Сергей Сергеевич с минуту колебался, потом внятно сказал:
— В трех я уверен, как в себе… И они тоже хирурги.
Когда Тамара Савельевна вышла на улицу, в лицо ей мягко ударил вечерний алый свет из-за крыш низких, обреченных уже на слом домов на другой стороне шоссе. Закат был такой огромный, сияющий, переливчатый, что Тамара невольно остановилась в растерянности, пытаясь охватить взглядом всю эту роскошную пламенную панораму. Четко вырисовывались на алом черные, узловатые ветки тополей, уже окутанные тонким зеленоватым дымком готовой прорваться и буйно зашуметь листвы. И обещание какое-то было во всем этом, странное предчувствие возрождения, приближения чего-то, надежда и порыв в неизведанное.
Тамара прислонилась к бетонному столбу ограды, ладонью защитив от солнца глаза, и только тут заметила медленно уходящую через пустынное шоссе Ксению Гаранину. А навстречу ей спешил мужчина, широко расставив длинные руки, будто пытаясь поймать ее. Тамара не видела против солнца его лица, но по всему облику, по манере легко и щеголевато ставить ногу на всю ступню, по резким, но все же законченно изящным движениям она узнала Валерия Игашова. На левой руке у него висели на ремешках два гоночных шлема.
«Опять купил мотоцикл! — удивилась Тамара. — Как это Ксения ему позволила?.. Она ж говорила, что ненавидит эти тарахтелки».
А Ксения и сама не понимала, куда делась ее многолетняя, выстраданная предубежденность.

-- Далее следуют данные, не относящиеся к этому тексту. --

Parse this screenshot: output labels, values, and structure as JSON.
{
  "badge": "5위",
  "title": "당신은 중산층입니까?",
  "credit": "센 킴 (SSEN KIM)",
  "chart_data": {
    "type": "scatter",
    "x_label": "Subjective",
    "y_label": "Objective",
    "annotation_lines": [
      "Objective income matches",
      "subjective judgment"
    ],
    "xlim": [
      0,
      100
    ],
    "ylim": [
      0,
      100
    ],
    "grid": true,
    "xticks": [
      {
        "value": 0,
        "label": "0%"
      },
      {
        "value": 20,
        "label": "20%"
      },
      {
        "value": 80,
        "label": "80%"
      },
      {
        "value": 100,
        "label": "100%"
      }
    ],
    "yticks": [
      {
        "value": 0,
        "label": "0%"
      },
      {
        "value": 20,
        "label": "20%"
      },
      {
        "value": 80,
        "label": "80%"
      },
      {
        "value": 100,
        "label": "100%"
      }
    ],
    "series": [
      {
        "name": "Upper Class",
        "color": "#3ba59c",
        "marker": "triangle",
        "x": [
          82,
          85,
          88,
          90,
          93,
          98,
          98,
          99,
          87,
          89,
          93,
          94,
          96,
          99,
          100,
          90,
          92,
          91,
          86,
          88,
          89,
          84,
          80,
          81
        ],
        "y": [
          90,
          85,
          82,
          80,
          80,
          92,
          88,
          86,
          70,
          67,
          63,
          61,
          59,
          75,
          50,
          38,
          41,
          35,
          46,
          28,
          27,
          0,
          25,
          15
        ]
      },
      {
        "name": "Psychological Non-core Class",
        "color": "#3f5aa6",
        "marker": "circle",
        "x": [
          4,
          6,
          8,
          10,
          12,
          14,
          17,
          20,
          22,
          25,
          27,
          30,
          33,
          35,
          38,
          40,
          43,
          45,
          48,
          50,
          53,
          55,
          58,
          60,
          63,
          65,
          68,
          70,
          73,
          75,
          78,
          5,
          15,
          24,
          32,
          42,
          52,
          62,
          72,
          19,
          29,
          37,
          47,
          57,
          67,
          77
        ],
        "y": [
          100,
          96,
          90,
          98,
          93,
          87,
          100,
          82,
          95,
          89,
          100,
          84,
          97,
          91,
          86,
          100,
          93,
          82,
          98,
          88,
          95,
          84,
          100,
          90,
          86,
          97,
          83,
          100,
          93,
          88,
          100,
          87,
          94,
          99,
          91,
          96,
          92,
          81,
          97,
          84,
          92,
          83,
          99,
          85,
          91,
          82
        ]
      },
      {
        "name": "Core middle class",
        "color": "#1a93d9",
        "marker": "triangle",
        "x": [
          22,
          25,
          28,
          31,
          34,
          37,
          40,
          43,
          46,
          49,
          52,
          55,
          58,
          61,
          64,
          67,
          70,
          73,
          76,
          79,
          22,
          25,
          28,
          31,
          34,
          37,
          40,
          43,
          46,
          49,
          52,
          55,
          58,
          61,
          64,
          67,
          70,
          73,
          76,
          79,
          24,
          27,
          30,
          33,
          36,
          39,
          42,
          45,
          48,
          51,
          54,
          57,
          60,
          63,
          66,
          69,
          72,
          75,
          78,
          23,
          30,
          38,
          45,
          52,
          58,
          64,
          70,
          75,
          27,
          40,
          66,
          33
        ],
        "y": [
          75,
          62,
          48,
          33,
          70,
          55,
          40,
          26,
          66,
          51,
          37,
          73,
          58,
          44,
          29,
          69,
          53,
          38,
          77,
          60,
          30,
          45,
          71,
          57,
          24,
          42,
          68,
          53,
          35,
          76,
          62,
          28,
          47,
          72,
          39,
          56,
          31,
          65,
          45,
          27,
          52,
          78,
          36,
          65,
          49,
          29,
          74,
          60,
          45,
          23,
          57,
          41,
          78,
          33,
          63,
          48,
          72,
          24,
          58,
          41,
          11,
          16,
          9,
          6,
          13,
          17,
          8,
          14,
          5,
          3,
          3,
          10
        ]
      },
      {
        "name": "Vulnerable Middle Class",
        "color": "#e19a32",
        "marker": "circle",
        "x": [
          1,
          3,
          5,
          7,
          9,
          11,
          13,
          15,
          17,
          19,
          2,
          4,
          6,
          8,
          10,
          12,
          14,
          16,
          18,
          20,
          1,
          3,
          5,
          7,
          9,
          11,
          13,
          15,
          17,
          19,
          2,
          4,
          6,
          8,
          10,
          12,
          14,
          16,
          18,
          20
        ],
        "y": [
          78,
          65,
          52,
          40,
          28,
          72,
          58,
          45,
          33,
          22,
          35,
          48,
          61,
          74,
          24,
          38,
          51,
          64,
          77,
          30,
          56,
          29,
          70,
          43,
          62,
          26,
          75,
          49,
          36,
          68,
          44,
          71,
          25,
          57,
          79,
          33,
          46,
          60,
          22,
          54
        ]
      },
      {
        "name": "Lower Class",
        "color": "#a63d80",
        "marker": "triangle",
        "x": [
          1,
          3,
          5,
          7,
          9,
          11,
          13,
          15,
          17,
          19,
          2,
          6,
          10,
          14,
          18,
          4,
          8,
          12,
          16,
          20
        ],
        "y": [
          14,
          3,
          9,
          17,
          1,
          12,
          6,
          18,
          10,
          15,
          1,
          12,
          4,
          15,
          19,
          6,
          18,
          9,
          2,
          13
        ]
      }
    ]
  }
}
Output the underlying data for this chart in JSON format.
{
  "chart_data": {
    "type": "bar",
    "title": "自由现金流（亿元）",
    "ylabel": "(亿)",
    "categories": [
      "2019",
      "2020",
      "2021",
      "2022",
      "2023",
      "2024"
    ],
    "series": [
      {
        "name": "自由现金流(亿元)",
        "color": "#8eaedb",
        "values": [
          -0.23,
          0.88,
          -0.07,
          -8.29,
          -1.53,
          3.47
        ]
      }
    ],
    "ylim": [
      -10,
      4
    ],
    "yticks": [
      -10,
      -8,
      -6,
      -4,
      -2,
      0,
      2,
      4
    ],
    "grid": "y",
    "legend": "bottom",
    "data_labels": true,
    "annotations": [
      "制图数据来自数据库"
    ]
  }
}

Просто она заметила, что Валерию не хватает чего-то: он беспокойно озирается на прогулке, когда мимо с грохотом проскакивают красные, голубые и черные мотоциклы, бросается помогать, если у кого-нибудь заглохнет двигатель, раздражается, что в командировки по районам приходится ездить на электричке или выпрашивать райкомовский газик. «Все расстояния увеличились раз в двадцать, — иногда жаловался он. — И вообще пойми: человеку кроме персональной музы постоянно нужен оседланный Пегас…» И Ксения сдалась, сдалась без труда, без упреков: просто она поняла, что так надо, что так будет лучше; хотя тревога порой все же посещала ее, она и тут нашла выход: «Буду ездить с ним как можно больше и… И ничего с нами не случится».